# Can a Kalman filter improve location accuracy without location measurements?

Is the Kalman filter expected to improve accuracy if there is no measurement of the final desired state variable?

Take the example of a self-driving car with accelerometer data and speedometer data, but no GPS system. Without a filter, we could integrate this data to derive location, but the noise in measurements will cause location to drift away from its true value.

Alternatively, a Kalman filter can be used to generate more accurate estimates of acceleration and speed from the noisy data -- then the estimates can be integrated to derive location.

Mathematically and practically, I don't see how the location estimate using Kalman estimates should be more accurate (this question shows an example). The estimates are closer on average to their true values, but after integration, symmetric errors tend to cancel each other regardless of noise scale. The Kalman filter's slight delay in tracking true changes in process variables can only result in greater integrated error than the previous no-filter integration.
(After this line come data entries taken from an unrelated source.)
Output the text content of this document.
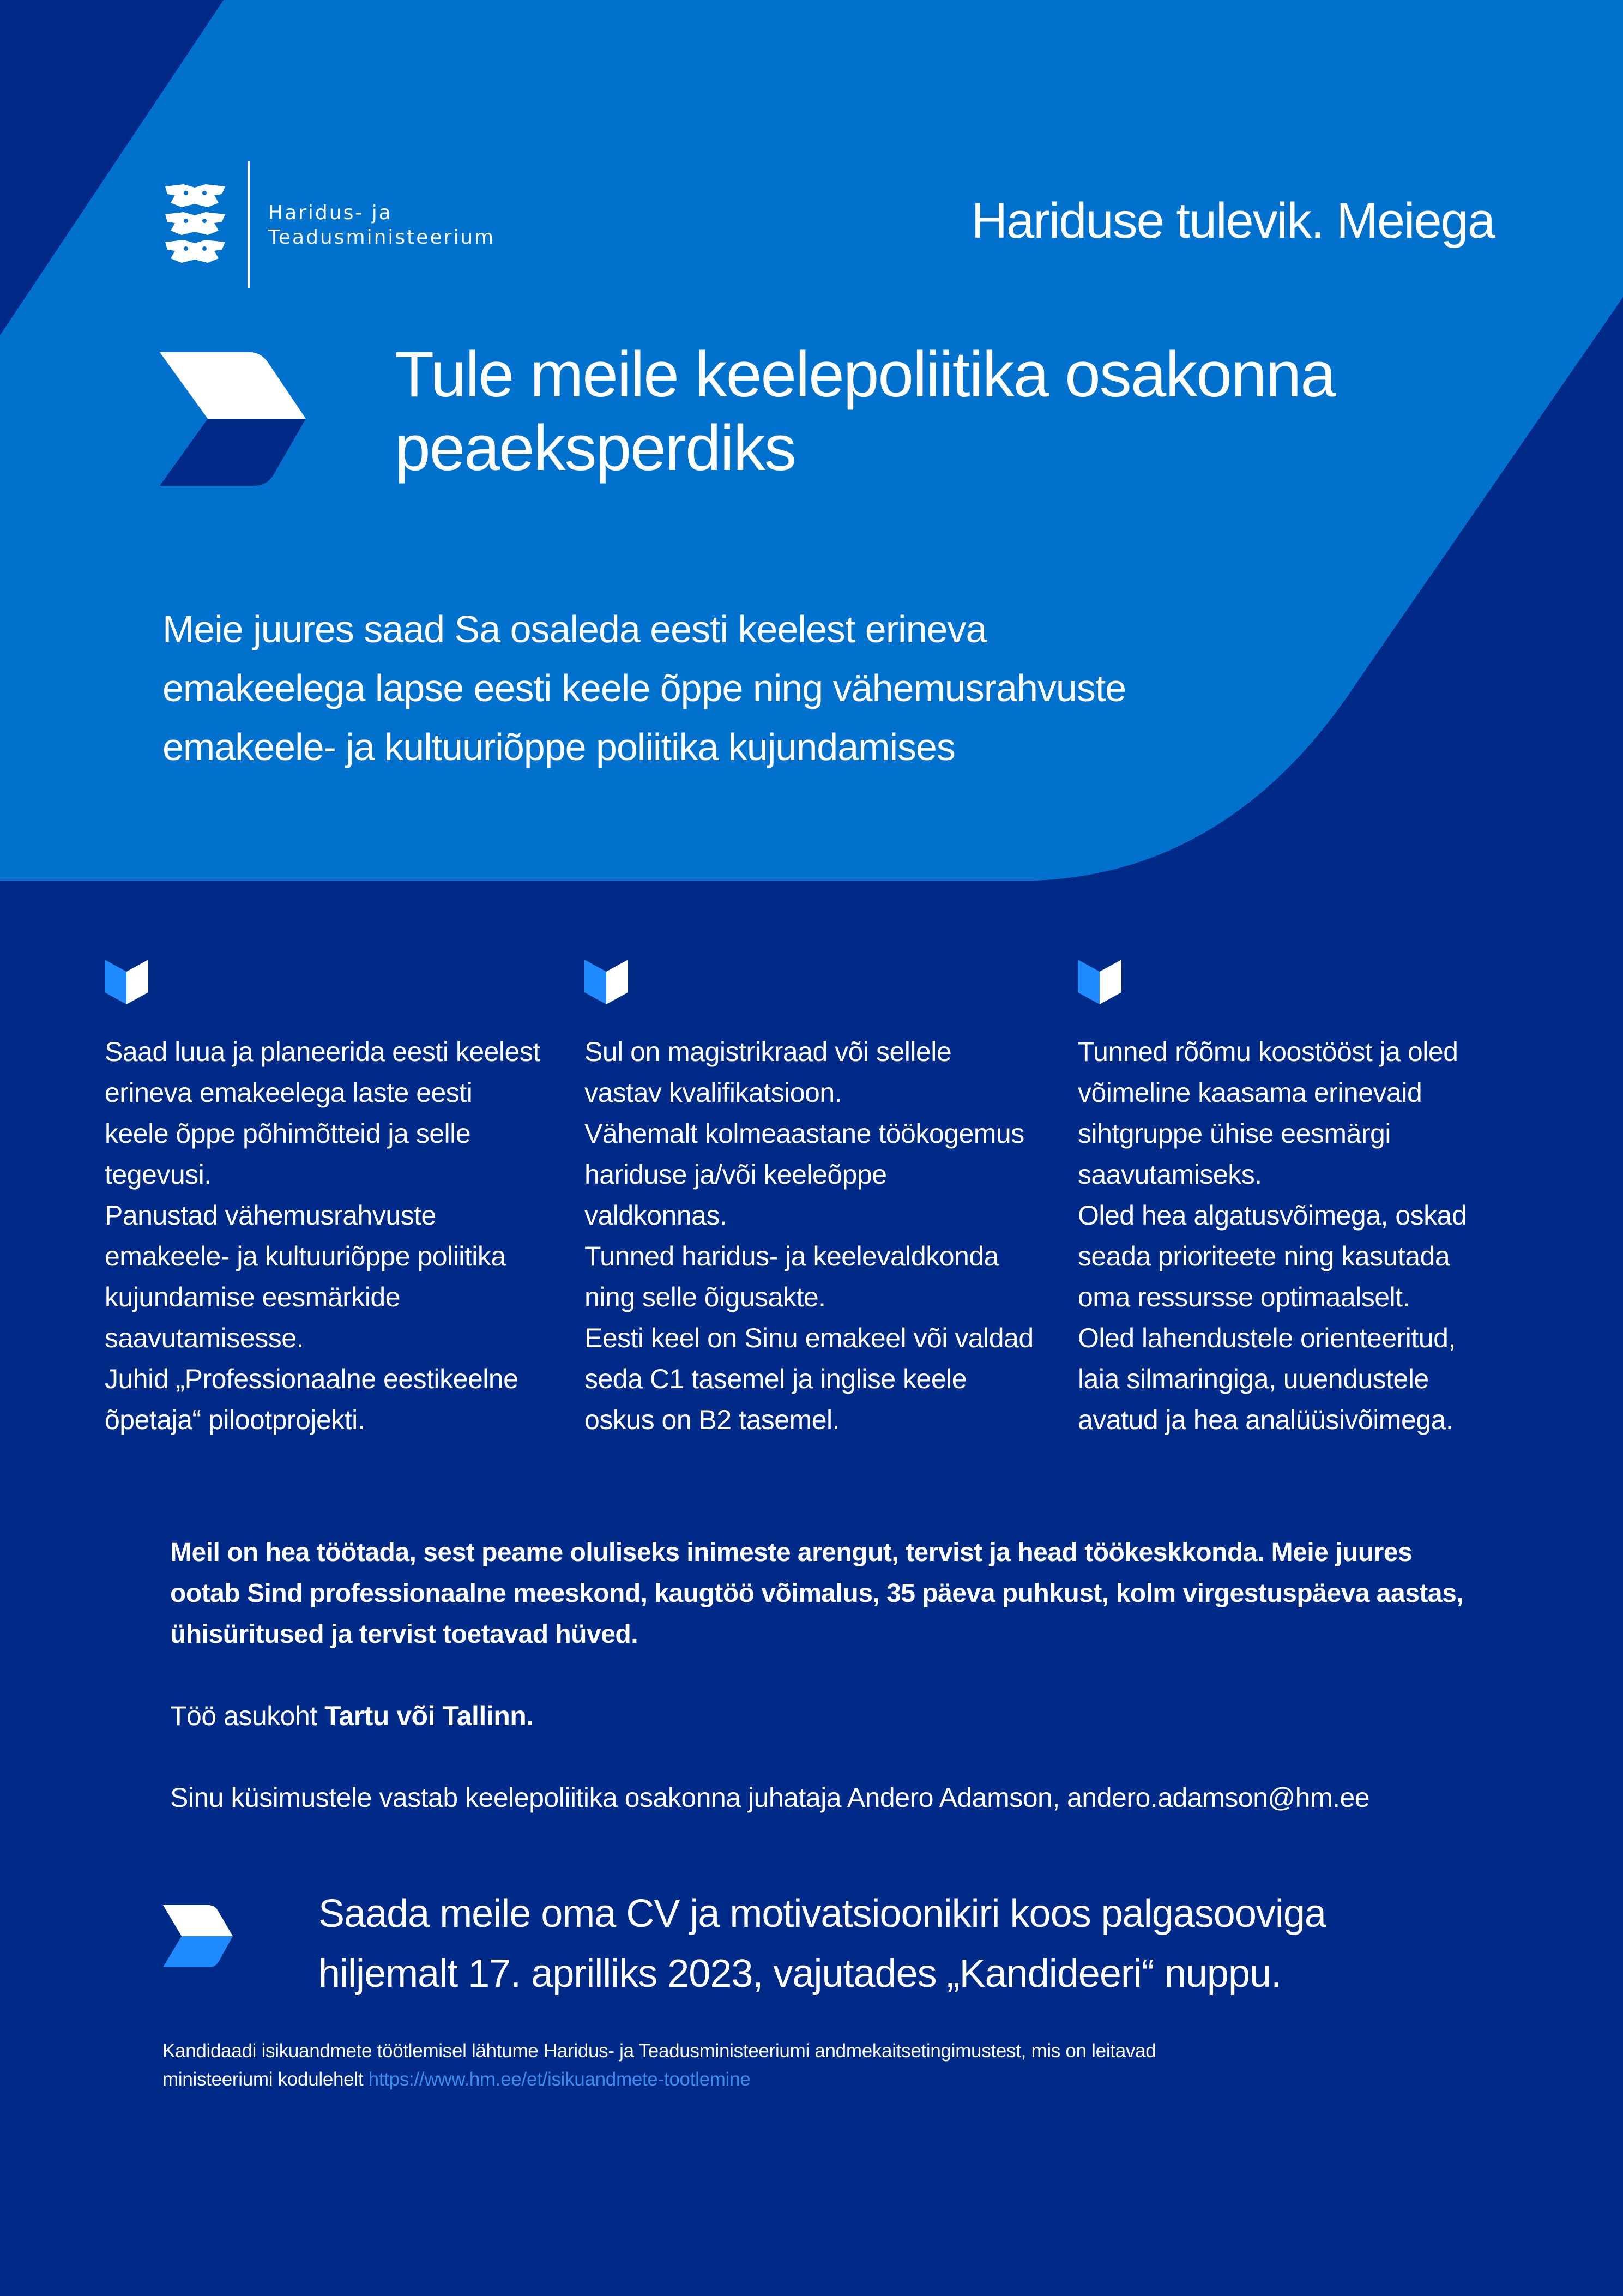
Haridus- ja
Teadusministeerium	Hariduse tulevik. Meiega
Tule meile keelepoliitika osakonna
peaeksperdiks
Meie juures saad Sa osaleda eesti keelest erineva
emakeelega lapse eesti keele õppe ning vähemusrahvuste
emakeele- ja kultuuriõppe poliitika kujundamises
Saad luua ja planeerida eesti keelest
erineva emakeelega laste eesti
keele õppe põhimõtteid ja selle
tegevusi.
Panustad vähemusrahvuste
emakeele- ja kultuuriõppe poliitika
kujundamise eesmärkide
saavutamisesse.
Juhid „Professionaalne eestikeelne
õpetaja“ pilootprojekti.
Sul on magistrikraad või sellele
vastav kvalifikatsioon.
Vähemalt kolmeaastane töökogemus
hariduse ja/või keeleõppe
valdkonnas.
Tunned haridus- ja keelevaldkonda
ning selle õigusakte.
Eesti keel on Sinu emakeel või valdad
seda C1 tasemel ja inglise keele
oskus on B2 tasemel.
Tunned rõõmu koostööst ja oled
võimeline kaasama erinevaid
sihtgruppe ühise eesmärgi
saavutamiseks.
Oled hea algatusvõimega, oskad
seada prioriteete ning kasutada
oma ressursse optimaalselt.
Oled lahendustele orienteeritud,
laia silmaringiga, uuendustele
avatud ja hea analüüsivõimega.
Meil on hea töötada, sest peame oluliseks inimeste arengut, tervist ja head töökeskkonda. Meie juures
ootab Sind professionaalne meeskond, kaugtöö võimalus, 35 päeva puhkust, kolm virgestuspäeva aastas,
ühisüritused ja tervist toetavad hüved.
Töö asukoht Tartu või Tallinn.
Sinu küsimustele vastab keelepoliitika osakonna juhataja Andero Adamson, andero.adamson@hm.ee
Saada meile oma CV ja motivatsioonikiri koos palgasooviga
hiljemalt 17. aprilliks 2023, vajutades „Kandideeri“ nuppu.
Kandidaadi isikuandmete töötlemisel lähtume Haridus- ja Teadusministeeriumi andmekaitsetingimustest, mis on leitavad
ministeeriumi kodulehelt https://www.hm.ee/et/isikuandmete-tootlemine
Of the Kalman filter examples I've seen online, each falls into one of these groups:

1. Direct measurement of the desired variable is available.
2. Direct measurement unavailable, and integration to desired variable isn't shown.
3. Direct measurement unavailable, integration to desired variable is shown, but comparison to a pre-Kalman-filter integration isn't shown (i.e., the supposed improvement to accuracy isn't demonstrated).
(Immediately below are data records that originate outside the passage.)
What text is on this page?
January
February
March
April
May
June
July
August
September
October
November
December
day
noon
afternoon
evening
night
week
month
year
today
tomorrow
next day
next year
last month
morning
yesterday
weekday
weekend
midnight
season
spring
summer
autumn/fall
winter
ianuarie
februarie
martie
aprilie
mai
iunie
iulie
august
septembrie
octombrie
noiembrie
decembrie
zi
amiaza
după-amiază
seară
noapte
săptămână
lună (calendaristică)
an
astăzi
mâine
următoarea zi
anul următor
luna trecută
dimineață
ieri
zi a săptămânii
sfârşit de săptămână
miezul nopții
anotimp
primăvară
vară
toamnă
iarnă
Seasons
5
A Kalman filter, or any other kind of state estimator, requires that the system is detectable in order for the estimated state to be able to converge to within some bound of the true state (where this bound depends on the noise acting on the system and the accuracy of your model of the system). It can be noted that detectability is a slightly weaker notion than observability.

For linear time invariant (LTI) systems observability can be checked using

$$\text{rank}\left( \begin{bmatrix} C \\ C\,A \\ C\,A^2 \\ \vdots \\ C\,A^{n-1} \end{bmatrix} \right) = n,$$

where $$A\in\mathbb{R}^{n\times n}$$ and $$C\in\mathbb{R}^{m\times n}$$. This method of checking for observability does not have a similar check for detectability. However, the Hautus lemma does. Namely, for observability instead one can check

$$\text{rank}\left( \begin{bmatrix} C \\ A - \lambda\,I \end{bmatrix} \right) = n,\ \forall\ \lambda\in\mathbb{C}.$$

For detectability one does not have to check all complex numbers, but only the "unstable" values. For discrete time systems "unstable" values means all complex numbers outside or on the unit circle and for continuous time systems it means all complex numbers with a non-negative real part. It can be noted that one does not have to check all those complex numbers. Namely, that matrix can only lose rank when $$\lambda$$ is an eigenvalue of $$A$$.

It can be noted that a Kalman filter is optimal in minimizing the state error covariance matrix, often denoted with $$P_{k|k}$$. So in that sense a Kalman filter might be better at estimating the state, even when the system isn't detectable. Furthermore, it can be noted that if the system isn't detectable that this state error covariance matrix will grow without a bound.